Andy Stott is a British electronic musician and producer, living in Manchester.[1]
Biography
Stott's debut album was Merciless[2] in 2006, followed by Unknown Exception in 2008. The EP Passed Me By (2011) marked a significant change in his sound; it has none of the elements of his previous dub techno release, opting for a much more bass-heavy sound.[3] The album Luxury Problems was released in 2012.[4]Luxury Problems received top album awards from both Resident Advisor[5] and Pitchfork.[6]
Stott has undertaken several productions under the moniker Andrea and these works were released on Daphne, a sublabel of Modern Love.[7] Most of this work is in association with MLZ / Pendle Coven's Miles Whittaker who used the moniker Millie in the recordings[8] and were released as Millie & Andrea. In 2012, Stott collaborated with the Brooklyn duo The Hundred in the Hands remixing Keep It Low[9][10] from their 2012 album, Red Night.[11] In March 2014, Millie & Andrea released Drop the Vowels.[12]
Artistry
Stott analogises making music to a scientist creating compounds, by figuring out formulas that use studio gadgets and parts of other music.[13] He never borrows inspiration from his personal experiences when he produces material.[13] As Zach Sokol explained when he interviewed Stott in 2016, "his music draws from where he's at creatively, functioning as a reflection of whatever curiosity is currently making the gears in his head churn."[13] When creating albums, he also tries to make each track have a very different aesthetic by using a variety of equipment and musical influences.[13] As he explained, "I go to the studio and I don't mess around, but at the same time, I don't really know what's going to come out."[13] Modern Love boss Shlom Sviri also contributes suggestions and ideas to Stott when he creates tracks and sequences the order of songs on his LPs.[13]
All of Stott's work touches on many types of experimental styles and genre.[14][15]Tiny Mix Tapes writer Birkut analysed Stott's works employ neo-futuristic themes and are hard to label in specific genres because they are "shifting disfiguration of Detroit techno, grime, house, and industrial music."[16] Stott's music contains a melodic structure that has been compared by multiple critics to Cocteau Twins and Dead Can Dance.[14] A trademark element in his works is the use of rhythms that are slightly off beat, which often gives the tracks a feeling of anxiety.[14]
Since Luxury Problems, vocals from Stott's former piano teacher Alison Skidmore appear on his music,[17] and numerous pieces about Stott's second, third and fourth studio albums highlighted, as well as praised, the interplay between the menacing instrumentals and the light tones of Skidmore's singing.[3][15][18][19] The vocals have a bright pop tinge[14] and an ethereal tone that contradict the otherwise sinister vibe of the instrumentals.[17] As Stott discussed creating Luxury Problems, "when it was suggested that I use a vocalist, I was worried that it would sound different to the normal way that I write tunes, but when I heard that bass coming from the speakers, that visceral bass, I knew that I still wanted that undertone as a counterpoint to her vocals."[17]

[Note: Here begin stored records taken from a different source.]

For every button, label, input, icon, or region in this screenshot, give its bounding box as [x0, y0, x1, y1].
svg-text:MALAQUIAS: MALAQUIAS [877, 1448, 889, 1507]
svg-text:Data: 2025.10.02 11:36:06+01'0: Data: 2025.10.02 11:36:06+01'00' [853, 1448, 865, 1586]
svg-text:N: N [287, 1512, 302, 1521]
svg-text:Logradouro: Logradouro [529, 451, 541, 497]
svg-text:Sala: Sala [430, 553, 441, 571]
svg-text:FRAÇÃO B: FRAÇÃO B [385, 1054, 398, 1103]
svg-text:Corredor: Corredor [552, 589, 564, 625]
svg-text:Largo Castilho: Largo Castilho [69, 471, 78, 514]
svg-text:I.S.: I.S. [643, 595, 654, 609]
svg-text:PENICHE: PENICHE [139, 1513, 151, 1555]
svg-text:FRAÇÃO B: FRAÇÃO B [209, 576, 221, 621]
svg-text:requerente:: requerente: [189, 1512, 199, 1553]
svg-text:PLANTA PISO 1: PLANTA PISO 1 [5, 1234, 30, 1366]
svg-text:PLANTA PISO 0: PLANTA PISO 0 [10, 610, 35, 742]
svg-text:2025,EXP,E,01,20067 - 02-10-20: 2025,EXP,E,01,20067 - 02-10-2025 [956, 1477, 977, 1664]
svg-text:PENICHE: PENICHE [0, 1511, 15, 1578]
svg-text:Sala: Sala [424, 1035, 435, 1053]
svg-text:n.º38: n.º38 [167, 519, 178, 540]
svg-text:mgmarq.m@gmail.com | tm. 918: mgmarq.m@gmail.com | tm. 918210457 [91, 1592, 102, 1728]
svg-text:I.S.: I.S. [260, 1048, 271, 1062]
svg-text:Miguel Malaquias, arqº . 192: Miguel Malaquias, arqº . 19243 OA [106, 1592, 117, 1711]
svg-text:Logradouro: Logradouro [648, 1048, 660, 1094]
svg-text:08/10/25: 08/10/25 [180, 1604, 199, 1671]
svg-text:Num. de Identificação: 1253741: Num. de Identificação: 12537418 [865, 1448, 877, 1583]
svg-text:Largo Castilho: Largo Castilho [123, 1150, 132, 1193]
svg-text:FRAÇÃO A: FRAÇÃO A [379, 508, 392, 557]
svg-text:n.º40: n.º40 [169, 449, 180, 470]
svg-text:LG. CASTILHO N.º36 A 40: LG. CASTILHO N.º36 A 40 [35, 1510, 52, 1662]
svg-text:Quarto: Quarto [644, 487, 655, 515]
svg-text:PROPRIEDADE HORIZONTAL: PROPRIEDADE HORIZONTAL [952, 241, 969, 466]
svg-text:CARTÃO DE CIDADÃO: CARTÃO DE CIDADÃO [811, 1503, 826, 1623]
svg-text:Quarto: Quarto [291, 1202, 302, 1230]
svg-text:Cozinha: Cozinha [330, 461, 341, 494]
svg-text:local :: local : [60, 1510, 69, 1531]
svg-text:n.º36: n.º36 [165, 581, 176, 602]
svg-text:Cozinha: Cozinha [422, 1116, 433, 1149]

An Electronic Beats review of Luxury Problems described its sounds as presenting "the beautifully decayed aura of concrete and chrome, halogen and grime—the soul of a heaving, monstrous city at twilight, equal (yet often struggling) parts fragile light and enclosing darkness."[18] Writing a PopMatters article about Too Many Voices, Alex Franquelli wrote that "patches of comfort" are included for the "sole purpose of creating an imbalance that makes the darker elements stand out and shine in all their misty glare."[19] Reed Scott Reid's review of Luxury Problems for Tiny Mix Tapes analyse it "represents an apogee of scruffy elegance, curdled rhythms growling within the crumbling masonry of its bitworn shunt."[20] He wrote the vocals "dimly illuminate a pervasive auroral gloom, shafts of ecru and dun mottled with putrescent tinctures; a mournful, angelic presence – a long-deceased sacristan, perhaps – bleeding through the aether as faint drumsteps crack gravel."[20]
Personal life
Stott is married, and has a son who was born in August 2012.[21]